Utah Woman Creates ‘Love Notes in the Snow’ For People She Can’t Visit During Pandemic
Dec 21, 2020, 2:43 PM | Updated: 3:07 pm
SALT LAKE CITY, Utah – Sometimes it takes a little bit of creativity to show our family and friends how much we love them when we can’t visit with them in-person this year due to the pandemic. One Utah woman found a way to send the message loud and clear in nature.
Sheryl McGlochlin is on a mission. “There’s so many people who are either sick or can’t get up here,” she said. “I just wanted to find a way that I could let them know that I love them. I’m thinking about them.”
She took me up Millcreek Canyon to show me how it’s done. “The snow is like my canvas. I have like a white sheet of paper,” she explained.
Her medium of choice? “I just happen to be really into sponges and so I use sponges,” McGlochlin explained. She hauls 84 deceivingly light sponges covered in black garbage bags up the canyon. Then she gets to work.
“I think about my aunt Janet who is in an assisted living center and we can’t ever get in and see her, but she looks at Facebook,” she said.
So today, she’s sending a message to Janet in the snow.
“Yep! I call them love notes in the snow!” McGlochlin said with a huge smile on her face. She hopes to offer an uplifting message in a beautiful nature scene to cheer someone up.
“It could be ‘Happy Birthday,’ ‘Get well,’ ‘Hope,’ ‘Joy,’ ‘Miss you,’ ‘Love you,'” she suggested.
While it’s difficult to hear, Intermountain Healthcare’s Dr. Todd Vento is asking extended families to avoid gatherings this holiday season.
“If we could really look at restricting our gathering with folks outside of our immediate family within our household, those measures will make a big difference,” he explained.
Vento said this measure will be vital in preventing more hospitalizations and deaths.
“Every day is critical because each day is a little bit worse than the one before it in terms of number of cases or number of hospitalizations in many parts of the country,” he said. “The reality is the numbers are really overwhelming and we can’t sustain it.”
This is exactly why Sheryl is making the extra effort to make sure people who might be on their own this winter have a smile on their face.
“And they know that I’m thinking about them!” she said.

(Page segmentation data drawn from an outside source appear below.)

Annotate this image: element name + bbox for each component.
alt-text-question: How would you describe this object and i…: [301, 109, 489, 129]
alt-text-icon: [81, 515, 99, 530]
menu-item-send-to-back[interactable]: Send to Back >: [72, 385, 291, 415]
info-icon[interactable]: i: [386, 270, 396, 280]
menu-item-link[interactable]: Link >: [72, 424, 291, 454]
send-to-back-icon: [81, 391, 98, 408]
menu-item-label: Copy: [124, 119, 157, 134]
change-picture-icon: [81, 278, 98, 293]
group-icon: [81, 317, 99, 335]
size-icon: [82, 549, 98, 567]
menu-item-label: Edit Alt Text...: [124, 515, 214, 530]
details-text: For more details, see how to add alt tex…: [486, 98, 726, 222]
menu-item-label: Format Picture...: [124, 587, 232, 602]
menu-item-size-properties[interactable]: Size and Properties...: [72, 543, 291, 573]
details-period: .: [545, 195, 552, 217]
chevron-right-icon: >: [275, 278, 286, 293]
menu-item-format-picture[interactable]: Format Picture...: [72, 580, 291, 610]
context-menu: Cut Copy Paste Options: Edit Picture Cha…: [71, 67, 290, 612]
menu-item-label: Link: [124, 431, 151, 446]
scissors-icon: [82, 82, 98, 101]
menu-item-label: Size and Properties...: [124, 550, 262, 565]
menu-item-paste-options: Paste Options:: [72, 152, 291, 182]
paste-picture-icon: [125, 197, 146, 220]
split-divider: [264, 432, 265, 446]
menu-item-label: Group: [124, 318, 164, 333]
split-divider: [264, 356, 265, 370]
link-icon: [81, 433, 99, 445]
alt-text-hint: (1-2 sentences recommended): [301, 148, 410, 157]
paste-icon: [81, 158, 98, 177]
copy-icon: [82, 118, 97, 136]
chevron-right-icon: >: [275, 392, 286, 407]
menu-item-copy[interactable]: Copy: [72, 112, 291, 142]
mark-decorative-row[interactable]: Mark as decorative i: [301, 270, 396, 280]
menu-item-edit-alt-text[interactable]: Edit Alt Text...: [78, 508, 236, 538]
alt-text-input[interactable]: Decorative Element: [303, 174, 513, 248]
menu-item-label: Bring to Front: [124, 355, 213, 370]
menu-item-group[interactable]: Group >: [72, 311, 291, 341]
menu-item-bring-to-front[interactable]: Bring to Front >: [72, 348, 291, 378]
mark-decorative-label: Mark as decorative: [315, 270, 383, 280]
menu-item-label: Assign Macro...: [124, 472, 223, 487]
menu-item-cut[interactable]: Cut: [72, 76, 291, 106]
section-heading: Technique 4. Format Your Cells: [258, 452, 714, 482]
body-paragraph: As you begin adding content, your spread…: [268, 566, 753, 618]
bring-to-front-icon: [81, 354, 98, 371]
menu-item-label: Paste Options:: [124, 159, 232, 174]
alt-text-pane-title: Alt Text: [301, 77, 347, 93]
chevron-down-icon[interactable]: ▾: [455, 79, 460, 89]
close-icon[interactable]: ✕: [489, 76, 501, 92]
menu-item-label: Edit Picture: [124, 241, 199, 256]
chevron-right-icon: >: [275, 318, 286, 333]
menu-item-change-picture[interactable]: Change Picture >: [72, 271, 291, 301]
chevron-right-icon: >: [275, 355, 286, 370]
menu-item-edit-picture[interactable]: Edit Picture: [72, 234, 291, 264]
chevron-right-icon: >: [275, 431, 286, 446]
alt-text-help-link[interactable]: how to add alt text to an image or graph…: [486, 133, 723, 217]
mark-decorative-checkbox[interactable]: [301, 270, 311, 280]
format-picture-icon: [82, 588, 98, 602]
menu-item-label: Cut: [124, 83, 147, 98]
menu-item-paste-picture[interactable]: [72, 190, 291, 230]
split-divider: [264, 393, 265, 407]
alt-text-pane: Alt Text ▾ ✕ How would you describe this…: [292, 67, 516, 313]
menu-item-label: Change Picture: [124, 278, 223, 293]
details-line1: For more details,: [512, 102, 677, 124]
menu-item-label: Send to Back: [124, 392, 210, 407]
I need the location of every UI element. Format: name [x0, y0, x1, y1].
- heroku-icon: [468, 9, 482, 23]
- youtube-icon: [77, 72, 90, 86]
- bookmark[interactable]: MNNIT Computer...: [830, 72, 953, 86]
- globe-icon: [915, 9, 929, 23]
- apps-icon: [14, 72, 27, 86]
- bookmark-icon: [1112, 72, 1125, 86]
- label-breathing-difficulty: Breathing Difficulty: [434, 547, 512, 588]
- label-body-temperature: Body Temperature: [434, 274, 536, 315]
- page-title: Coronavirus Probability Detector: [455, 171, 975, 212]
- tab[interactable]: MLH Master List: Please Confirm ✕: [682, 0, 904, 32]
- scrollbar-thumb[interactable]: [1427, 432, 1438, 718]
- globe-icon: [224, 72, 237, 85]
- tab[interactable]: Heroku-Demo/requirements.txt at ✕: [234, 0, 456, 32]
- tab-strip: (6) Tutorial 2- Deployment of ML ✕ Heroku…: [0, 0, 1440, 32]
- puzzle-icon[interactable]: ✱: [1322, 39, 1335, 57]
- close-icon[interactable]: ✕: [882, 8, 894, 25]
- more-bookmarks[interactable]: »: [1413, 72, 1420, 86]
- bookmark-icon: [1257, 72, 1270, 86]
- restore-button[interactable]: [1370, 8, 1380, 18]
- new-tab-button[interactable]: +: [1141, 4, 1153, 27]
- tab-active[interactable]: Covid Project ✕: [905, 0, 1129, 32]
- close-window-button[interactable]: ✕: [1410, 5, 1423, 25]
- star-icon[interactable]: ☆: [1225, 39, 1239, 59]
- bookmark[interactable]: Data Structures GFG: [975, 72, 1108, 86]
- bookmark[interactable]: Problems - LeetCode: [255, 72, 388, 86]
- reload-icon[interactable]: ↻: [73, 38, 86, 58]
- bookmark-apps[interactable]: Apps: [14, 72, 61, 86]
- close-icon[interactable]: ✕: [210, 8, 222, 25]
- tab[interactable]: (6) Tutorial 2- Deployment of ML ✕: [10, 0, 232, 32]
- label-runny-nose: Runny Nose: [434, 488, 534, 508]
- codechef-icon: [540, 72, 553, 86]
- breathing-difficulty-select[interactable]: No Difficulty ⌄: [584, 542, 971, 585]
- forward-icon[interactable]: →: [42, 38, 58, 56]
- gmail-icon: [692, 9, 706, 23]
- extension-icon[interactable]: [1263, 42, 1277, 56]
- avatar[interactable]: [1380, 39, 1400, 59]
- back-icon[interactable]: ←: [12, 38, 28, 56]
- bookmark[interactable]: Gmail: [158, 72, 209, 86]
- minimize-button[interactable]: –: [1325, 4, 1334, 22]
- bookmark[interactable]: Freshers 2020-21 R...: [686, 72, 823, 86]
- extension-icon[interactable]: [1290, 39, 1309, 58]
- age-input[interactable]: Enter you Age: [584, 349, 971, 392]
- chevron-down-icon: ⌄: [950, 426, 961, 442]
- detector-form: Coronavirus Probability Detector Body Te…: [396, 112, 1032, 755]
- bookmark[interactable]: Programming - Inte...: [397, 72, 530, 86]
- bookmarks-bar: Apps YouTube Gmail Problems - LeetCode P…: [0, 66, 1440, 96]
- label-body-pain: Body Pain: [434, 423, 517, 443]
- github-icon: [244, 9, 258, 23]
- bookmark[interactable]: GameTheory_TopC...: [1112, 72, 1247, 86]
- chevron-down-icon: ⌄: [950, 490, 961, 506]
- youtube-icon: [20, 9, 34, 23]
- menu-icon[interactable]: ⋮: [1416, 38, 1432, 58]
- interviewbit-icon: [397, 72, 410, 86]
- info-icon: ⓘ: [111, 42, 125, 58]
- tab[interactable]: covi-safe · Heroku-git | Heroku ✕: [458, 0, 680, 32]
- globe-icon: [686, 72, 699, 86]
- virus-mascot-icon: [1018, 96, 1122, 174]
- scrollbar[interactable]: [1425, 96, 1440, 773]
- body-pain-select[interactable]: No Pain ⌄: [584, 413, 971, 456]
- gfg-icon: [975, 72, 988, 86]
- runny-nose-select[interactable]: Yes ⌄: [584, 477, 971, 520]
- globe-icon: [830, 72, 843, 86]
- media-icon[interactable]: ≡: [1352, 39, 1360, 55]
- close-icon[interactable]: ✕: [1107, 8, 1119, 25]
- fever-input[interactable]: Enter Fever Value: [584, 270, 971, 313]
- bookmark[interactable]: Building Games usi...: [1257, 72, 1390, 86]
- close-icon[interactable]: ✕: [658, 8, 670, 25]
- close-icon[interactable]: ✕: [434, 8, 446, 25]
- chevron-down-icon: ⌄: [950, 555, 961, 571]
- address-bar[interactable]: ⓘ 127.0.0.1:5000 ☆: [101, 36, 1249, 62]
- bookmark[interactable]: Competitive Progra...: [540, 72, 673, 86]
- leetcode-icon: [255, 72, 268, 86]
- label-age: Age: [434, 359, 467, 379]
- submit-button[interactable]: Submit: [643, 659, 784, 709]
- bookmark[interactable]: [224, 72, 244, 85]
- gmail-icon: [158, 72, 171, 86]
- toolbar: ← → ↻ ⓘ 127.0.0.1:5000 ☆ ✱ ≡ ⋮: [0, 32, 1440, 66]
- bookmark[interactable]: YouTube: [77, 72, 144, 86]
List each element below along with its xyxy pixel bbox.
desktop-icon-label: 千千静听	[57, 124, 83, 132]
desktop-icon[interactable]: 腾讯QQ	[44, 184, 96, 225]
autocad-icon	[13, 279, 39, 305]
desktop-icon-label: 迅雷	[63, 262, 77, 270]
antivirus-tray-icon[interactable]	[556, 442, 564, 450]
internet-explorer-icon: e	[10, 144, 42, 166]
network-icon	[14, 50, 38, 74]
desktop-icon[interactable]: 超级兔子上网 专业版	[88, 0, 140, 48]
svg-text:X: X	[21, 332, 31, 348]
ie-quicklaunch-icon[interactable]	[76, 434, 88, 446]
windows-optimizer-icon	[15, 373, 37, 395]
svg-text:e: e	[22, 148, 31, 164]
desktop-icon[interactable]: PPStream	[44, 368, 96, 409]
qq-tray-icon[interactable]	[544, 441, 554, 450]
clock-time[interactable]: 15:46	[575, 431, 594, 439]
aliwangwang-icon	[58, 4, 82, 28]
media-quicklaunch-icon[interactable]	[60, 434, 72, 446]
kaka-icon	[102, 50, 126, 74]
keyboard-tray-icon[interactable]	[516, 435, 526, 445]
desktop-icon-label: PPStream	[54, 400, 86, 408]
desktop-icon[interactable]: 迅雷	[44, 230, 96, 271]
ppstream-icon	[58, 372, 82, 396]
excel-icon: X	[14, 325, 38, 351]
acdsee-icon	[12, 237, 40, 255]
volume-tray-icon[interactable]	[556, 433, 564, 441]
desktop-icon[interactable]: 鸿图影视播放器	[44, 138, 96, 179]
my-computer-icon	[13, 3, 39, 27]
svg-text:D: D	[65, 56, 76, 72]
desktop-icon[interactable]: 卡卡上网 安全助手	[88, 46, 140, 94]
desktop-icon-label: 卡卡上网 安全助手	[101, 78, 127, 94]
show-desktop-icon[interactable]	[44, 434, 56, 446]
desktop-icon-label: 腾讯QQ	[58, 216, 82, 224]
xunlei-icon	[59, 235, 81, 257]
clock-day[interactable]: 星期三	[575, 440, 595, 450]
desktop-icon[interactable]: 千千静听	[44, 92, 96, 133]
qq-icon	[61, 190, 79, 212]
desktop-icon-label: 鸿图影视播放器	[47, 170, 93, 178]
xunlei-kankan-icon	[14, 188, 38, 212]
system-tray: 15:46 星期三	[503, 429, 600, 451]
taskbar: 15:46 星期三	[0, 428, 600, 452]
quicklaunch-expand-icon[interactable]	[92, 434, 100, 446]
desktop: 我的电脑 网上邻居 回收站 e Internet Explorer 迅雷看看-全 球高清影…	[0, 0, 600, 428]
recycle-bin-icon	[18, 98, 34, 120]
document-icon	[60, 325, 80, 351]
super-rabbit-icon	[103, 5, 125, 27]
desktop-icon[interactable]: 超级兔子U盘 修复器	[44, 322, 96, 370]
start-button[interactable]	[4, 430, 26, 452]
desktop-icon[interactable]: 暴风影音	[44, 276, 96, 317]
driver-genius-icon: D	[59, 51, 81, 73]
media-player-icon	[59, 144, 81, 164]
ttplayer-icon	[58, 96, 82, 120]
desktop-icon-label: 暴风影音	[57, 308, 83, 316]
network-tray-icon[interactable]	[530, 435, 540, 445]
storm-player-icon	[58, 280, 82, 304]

When the creation is complete, McGlochlin snaps a photo and either texts it, emails it or posts it for her loved one to see.
“It has already brought so much happiness to the people that we’ve sent it out to,” she said.
McGlochlin said the recipients aren’t the only beneficiaries.
“I already feel so happy when I’m out hiking and just walking around in nature, but now that I know I’m coming out to send somebody a love note, it’s just kind of an embellished or an amplified happiness that I get,” she said.
She tells people to wear a bright coat and make sure they are in the picture.
“Just find something that’s really colorful. That would really pop because this is a black-and-white picture pretty much,” she explained.
And don’t forget to pose, she reminded me. “People want to see other happy people,” McGlochlin said.
If you don’t have sponges on hand, McGlochlin said you can use anything else that is uniform in size and will make a statement. “You could get a bunch of cardboard and color it,” she suggested.
McGlochlin also adds colored felt on top of the sponges sometimes to give her statements a little pizzazz.